- Japanese: 太陽ぬ色
- Directed by: Xavier Tera
- Written by: Xavier Tera
- Produced by: Stella Savino; Janie Chartier; Antonio Miyakawa; Jeremy O. Harris; Shogen;
- Starring: Naoto Shimajiri; West Mulholland; Ichiro Andre Castro;
- Cinematography: Sayombhu Mukdeeprom
- Edited by: Véronique Barbe
- Music by: Philippe Aubin-Dionne; Jason Chung Won;
- Production companies: MIA Film; Double Garage Films; Twin Brains Films; Wise Pictures;
- Release date: 9 September 2026 (Venice);
- Running time: 111 minutes
- Countries: Canada; Italy; Japan;
- Languages: Japanese; English;

= The Color of the Sun =

2026 coming-of-age film by Xavier Tera

The Color of the Sun (Japanese / Okinawan: 太陽ぬ色) is a 2026 coming-of-age film written and directed by Xavier Tera, in his feature debut. A co-production of Canada, Italy, and Japan, it stars Naoto Shimajiri, West Mulholland, and Ichiro Andre Castro.

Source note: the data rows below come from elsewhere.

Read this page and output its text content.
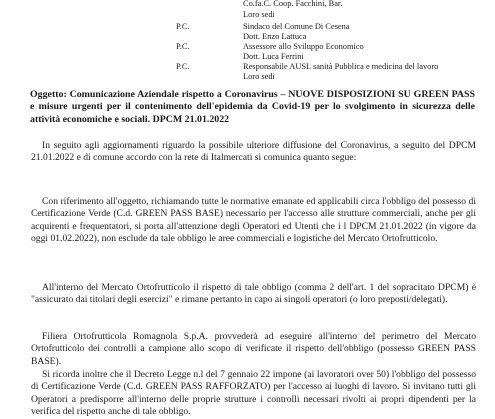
Co.fa.C. Coop. Facchini, Bar.
Loro sedi
P.C.	Sindaco del Comune Di Cesena
Dott. Enzo Lattuca
P.C.	Assessore allo Sviluppo Economico
Dott. Luca Ferrini
P.C.	Responsabile AUSL sanità Pubblica e medicina del lavoro
Loro sedi
Oggetto: Comunicazione Aziendale rispetto a Coronavirus – NUOVE DISPOSIZIONI SU GREEN PASS e misure urgenti per il contenimento dell'epidemia da Covid-19 per lo svolgimento in sicurezza delle attività economiche e sociali. DPCM 21.01.2022

In seguito agli aggiornamenti riguardo la possibile ulteriore diffusione del Coronavirus, a seguito del DPCM 21.01.2022 e di comune accordo con la rete di Italmercati si comunica quanto segue:

Con riferimento all'oggetto, richiamando tutte le normative emanate ed applicabili circa l'obbligo del possesso di Certificazione Verde (C.d. GREEN PASS BASE) necessario per l'accesso alle strutture commerciali, anche per gli acquirenti e frequentatori, si porta all'attenzione degli Operatori ed Utenti che i l DPCM 21.01.2022 (in vigore da oggi 01.02.2022), non esclude da tale obbligo le aree commerciali e logistiche del Mercato Ortofrutticolo.

All'interno del Mercato Ortofrutticolo il rispetto di tale obbligo (comma 2 dell'art. 1 del sopracitato DPCM) è "assicurato dai titolari degli esercizi" e rimane pertanto in capo ai singoli operatori (o loro preposti/delegati).

Filiera Ortofrutticola Romagnola S.p.A. provvederà ad eseguire all'interno del perimetro del Mercato Ortofrutticolo dei controlli a campione allo scopo di verificate il rispetto dell'obbligo (possesso GREEN PASS BASE).

Si ricorda inoltre che il Decreto Legge n.l del 7 gennaio 22 impone (ai lavoratori over 50) l'obbligo del possesso di Certificazione Verde (C.d. GREEN PASS RAFFORZATO) per l'accesso ai luoghi di lavoro. Si invitano tutti gli Operatori a predisporre all'interno delle proprie strutture i controlli necessari rivolti ai propri dipendenti per la verifica del rispetto anche di tale obbligo.
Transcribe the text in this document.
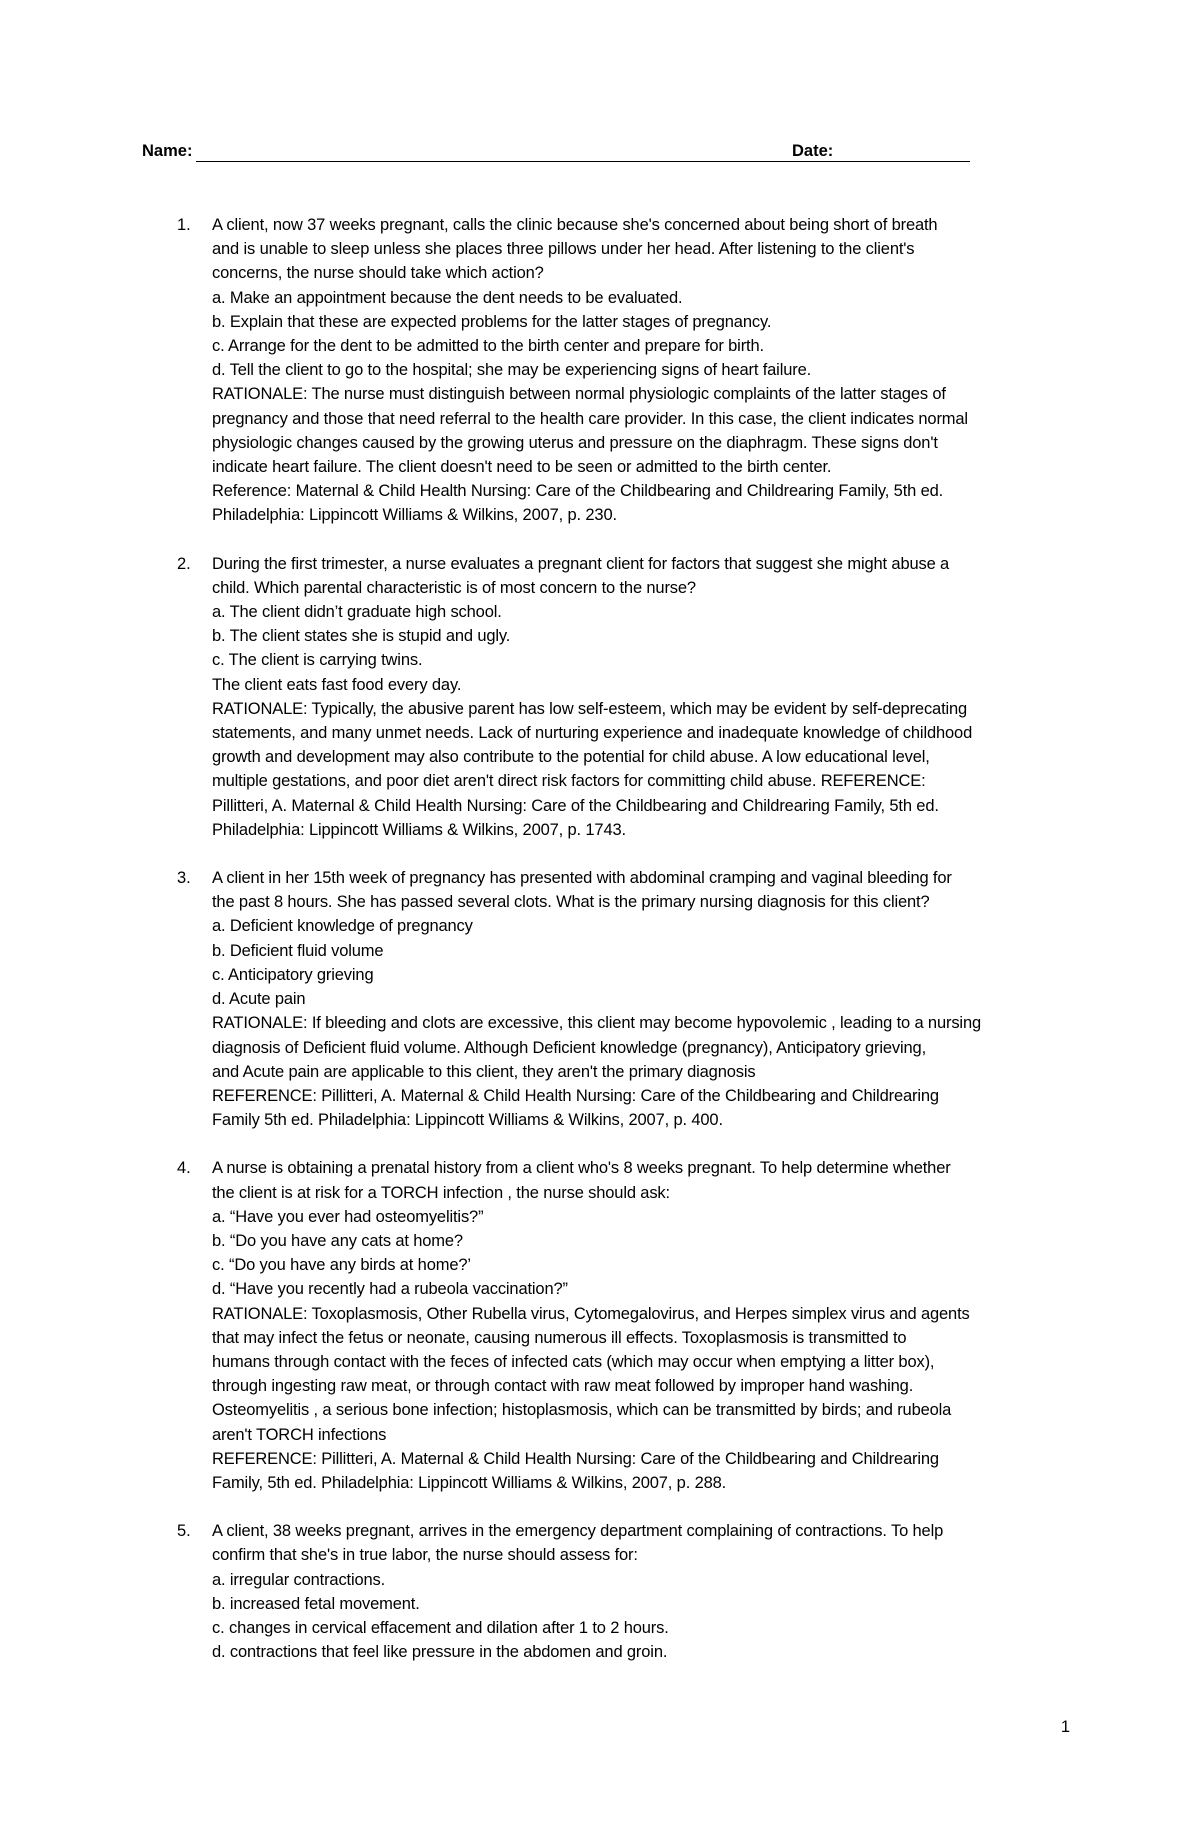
Name:	Date:
1. A client, now 37 weeks pregnant, calls the clinic because she's concerned about being short of breath
and is unable to sleep unless she places three pillows under her head. After listening to the client's
concerns, the nurse should take which action?
a. Make an appointment because the dent needs to be evaluated.
b. Explain that these are expected problems for the latter stages of pregnancy.
c. Arrange for the dent to be admitted to the birth center and prepare for birth.
d. Tell the client to go to the hospital; she may be experiencing signs of heart failure.
RATIONALE: The nurse must distinguish between normal physiologic complaints of the latter stages of
pregnancy and those that need referral to the health care provider. In this case, the client indicates normal
physiologic changes caused by the growing uterus and pressure on the diaphragm. These signs don't
indicate heart failure. The client doesn't need to be seen or admitted to the birth center.
Reference: Maternal & Child Health Nursing: Care of the Childbearing and Childrearing Family, 5th ed.
Philadelphia: Lippincott Williams & Wilkins, 2007, p. 230.
2. During the first trimester, a nurse evaluates a pregnant client for factors that suggest she might abuse a
child. Which parental characteristic is of most concern to the nurse?
a. The client didn’t graduate high school.
b. The client states she is stupid and ugly.
c. The client is carrying twins.
The client eats fast food every day.
RATIONALE: Typically, the abusive parent has low self-esteem, which may be evident by self-deprecating
statements, and many unmet needs. Lack of nurturing experience and inadequate knowledge of childhood
growth and development may also contribute to the potential for child abuse. A low educational level,
multiple gestations, and poor diet aren't direct risk factors for committing child abuse. REFERENCE:
Pillitteri, A. Maternal & Child Health Nursing: Care of the Childbearing and Childrearing Family, 5th ed.
Philadelphia: Lippincott Williams & Wilkins, 2007, p. 1743.
3. A client in her 15th week of pregnancy has presented with abdominal cramping and vaginal bleeding for
the past 8 hours. She has passed several clots. What is the primary nursing diagnosis for this client?
a. Deficient knowledge of pregnancy
b. Deficient fluid volume
c. Anticipatory grieving
d. Acute pain
RATIONALE: If bleeding and clots are excessive, this client may become hypovolemic , leading to a nursing
diagnosis of Deficient fluid volume. Although Deficient knowledge (pregnancy), Anticipatory grieving,
and Acute pain are applicable to this client, they aren't the primary diagnosis
REFERENCE: Pillitteri, A. Maternal & Child Health Nursing: Care of the Childbearing and Childrearing
Family 5th ed. Philadelphia: Lippincott Williams & Wilkins, 2007, p. 400.
4. A nurse is obtaining a prenatal history from a client who's 8 weeks pregnant. To help determine whether
the client is at risk for a TORCH infection , the nurse should ask:
a. “Have you ever had osteomyelitis?”
b. “Do you have any cats at home?
c. “Do you have any birds at home?’
d. “Have you recently had a rubeola vaccination?”
RATIONALE: Toxoplasmosis, Other Rubella virus, Cytomegalovirus, and Herpes simplex virus and agents
that may infect the fetus or neonate, causing numerous ill effects. Toxoplasmosis is transmitted to
humans through contact with the feces of infected cats (which may occur when emptying a litter box),
through ingesting raw meat, or through contact with raw meat followed by improper hand washing.
Osteomyelitis , a serious bone infection; histoplasmosis, which can be transmitted by birds; and rubeola
aren't TORCH infections
REFERENCE: Pillitteri, A. Maternal & Child Health Nursing: Care of the Childbearing and Childrearing
Family, 5th ed. Philadelphia: Lippincott Williams & Wilkins, 2007, p. 288.
5. A client, 38 weeks pregnant, arrives in the emergency department complaining of contractions. To help
confirm that she's in true labor, the nurse should assess for:
a. irregular contractions.
b. increased fetal movement.
c. changes in cervical effacement and dilation after 1 to 2 hours.
d. contractions that feel like pressure in the abdomen and groin.
1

The film had its world premiere in the Orizzonti section of the 83rd Venice International Film Festival on 6 September 2026, and won the FIPRESCI Prize.

== Premise ==
Set in Okinawa, it follows the complicated relationship of locals with the U.S. occupation forces, based on the island since the end of the World War II.

== Cast ==

- Naoto Shimajiri as Kamei
- West Mulholland as Colin
- Ichiro Andre Castro
- Daido
- Yuma Taira as Sayaka
- Shiyun Nakamura
- Erika Oda
- Sachiko Fukumoto

== Production ==
Thai cinematographer Sayombhu Mukdeeprom was the director of photography, and shot the film in 35mm film.

== Release ==
The film had its world premiere in the Orizzonti section of the 83rd Venice International Film Festival on 6 September 2026. Shortly before its premiere, The Pool Films acquired world rights for the film. It is slated to have its Canadian premiere in the National Competition at the 2026 Festival du nouveau cinéma.